In a filing with the Saudi stock exchange, SABIC disclosed that the negotiations are meant to define terms of natural gas supply from Trinidad’s state oil company. The government of Trinidad had received proposals for gas-based projects from other firms as well.
Although Trinidad is host to methanol and nitrogen fertilizer firms such as Methanex and Koch Industries, the country’s goal of establishing a more diverse petrochemical industry has proved elusive. In 2006, Westlake Chemical unveiled plans to build a $1.5 billion complex that would convert ethane into ethylene and polyethylene. But the company shelved its project in 2009, citing “several major constraints.”

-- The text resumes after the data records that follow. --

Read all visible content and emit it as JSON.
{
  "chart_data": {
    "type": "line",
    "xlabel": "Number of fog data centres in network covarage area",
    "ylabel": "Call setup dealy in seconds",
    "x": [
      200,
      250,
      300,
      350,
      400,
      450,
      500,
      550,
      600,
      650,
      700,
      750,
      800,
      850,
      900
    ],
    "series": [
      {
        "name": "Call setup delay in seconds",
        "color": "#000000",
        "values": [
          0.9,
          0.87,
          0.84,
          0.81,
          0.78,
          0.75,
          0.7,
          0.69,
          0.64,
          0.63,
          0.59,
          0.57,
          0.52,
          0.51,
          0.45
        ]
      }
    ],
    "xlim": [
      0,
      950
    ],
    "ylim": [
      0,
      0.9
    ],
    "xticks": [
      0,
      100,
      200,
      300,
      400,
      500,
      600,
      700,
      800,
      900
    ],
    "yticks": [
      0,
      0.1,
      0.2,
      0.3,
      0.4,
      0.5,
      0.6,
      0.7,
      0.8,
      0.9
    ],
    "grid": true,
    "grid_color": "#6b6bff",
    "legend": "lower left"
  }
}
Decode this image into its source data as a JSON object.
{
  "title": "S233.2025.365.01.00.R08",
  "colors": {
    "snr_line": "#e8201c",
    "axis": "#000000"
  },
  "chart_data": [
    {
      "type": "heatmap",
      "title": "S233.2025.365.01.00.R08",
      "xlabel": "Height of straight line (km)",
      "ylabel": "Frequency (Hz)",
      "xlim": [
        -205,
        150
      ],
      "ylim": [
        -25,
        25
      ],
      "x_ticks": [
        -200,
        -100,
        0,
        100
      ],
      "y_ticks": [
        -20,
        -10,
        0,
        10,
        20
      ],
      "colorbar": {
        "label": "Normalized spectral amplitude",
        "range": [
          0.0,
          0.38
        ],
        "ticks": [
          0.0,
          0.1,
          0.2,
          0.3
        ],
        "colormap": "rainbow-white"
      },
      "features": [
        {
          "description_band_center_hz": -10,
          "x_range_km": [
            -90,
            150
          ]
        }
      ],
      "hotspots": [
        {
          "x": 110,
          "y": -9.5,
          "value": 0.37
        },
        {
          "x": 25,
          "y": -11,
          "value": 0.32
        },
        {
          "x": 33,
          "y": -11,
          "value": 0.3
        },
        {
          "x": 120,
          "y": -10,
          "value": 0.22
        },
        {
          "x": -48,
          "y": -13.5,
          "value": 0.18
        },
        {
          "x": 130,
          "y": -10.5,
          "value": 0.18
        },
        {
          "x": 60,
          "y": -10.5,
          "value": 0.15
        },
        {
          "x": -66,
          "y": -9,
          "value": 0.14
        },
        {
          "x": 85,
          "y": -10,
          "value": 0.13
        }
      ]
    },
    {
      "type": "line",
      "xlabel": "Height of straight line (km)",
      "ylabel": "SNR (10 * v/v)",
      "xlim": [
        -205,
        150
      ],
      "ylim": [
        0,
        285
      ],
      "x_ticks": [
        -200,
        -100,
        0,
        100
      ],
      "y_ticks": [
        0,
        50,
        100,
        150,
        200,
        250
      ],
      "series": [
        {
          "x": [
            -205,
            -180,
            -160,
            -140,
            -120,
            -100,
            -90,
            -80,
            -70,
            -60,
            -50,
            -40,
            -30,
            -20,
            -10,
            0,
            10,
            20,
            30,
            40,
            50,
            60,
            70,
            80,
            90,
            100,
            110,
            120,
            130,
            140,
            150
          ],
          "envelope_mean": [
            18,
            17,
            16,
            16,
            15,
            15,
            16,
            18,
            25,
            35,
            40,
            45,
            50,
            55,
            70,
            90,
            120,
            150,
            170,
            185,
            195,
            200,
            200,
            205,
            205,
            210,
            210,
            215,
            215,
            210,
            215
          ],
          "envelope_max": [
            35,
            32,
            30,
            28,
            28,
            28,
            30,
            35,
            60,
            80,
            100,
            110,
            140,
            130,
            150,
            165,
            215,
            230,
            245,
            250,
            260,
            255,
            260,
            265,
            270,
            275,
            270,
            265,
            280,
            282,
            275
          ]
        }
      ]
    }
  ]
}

Rather than ethane, SABIC and Sinopec would tap into Trinidad’s vast methane reserves to make olefins and downstream derivatives. Such methanol-to-olefins processes are relatively new. Air Liquide’s Lurgi engineering unit and Honeywell’s UOP licensing business both offer technologies. Thus far, most of the interest has come from Chinese firms aiming to derive chemicals from domestic coal reserves.
SABIC and Sinopec are no strangers. In 2010, the companies started up an ethylene cracker and derivatives complex in Tianjin, China. The pair plans to build a polycarbonate plant on the Tianjin site by 2015.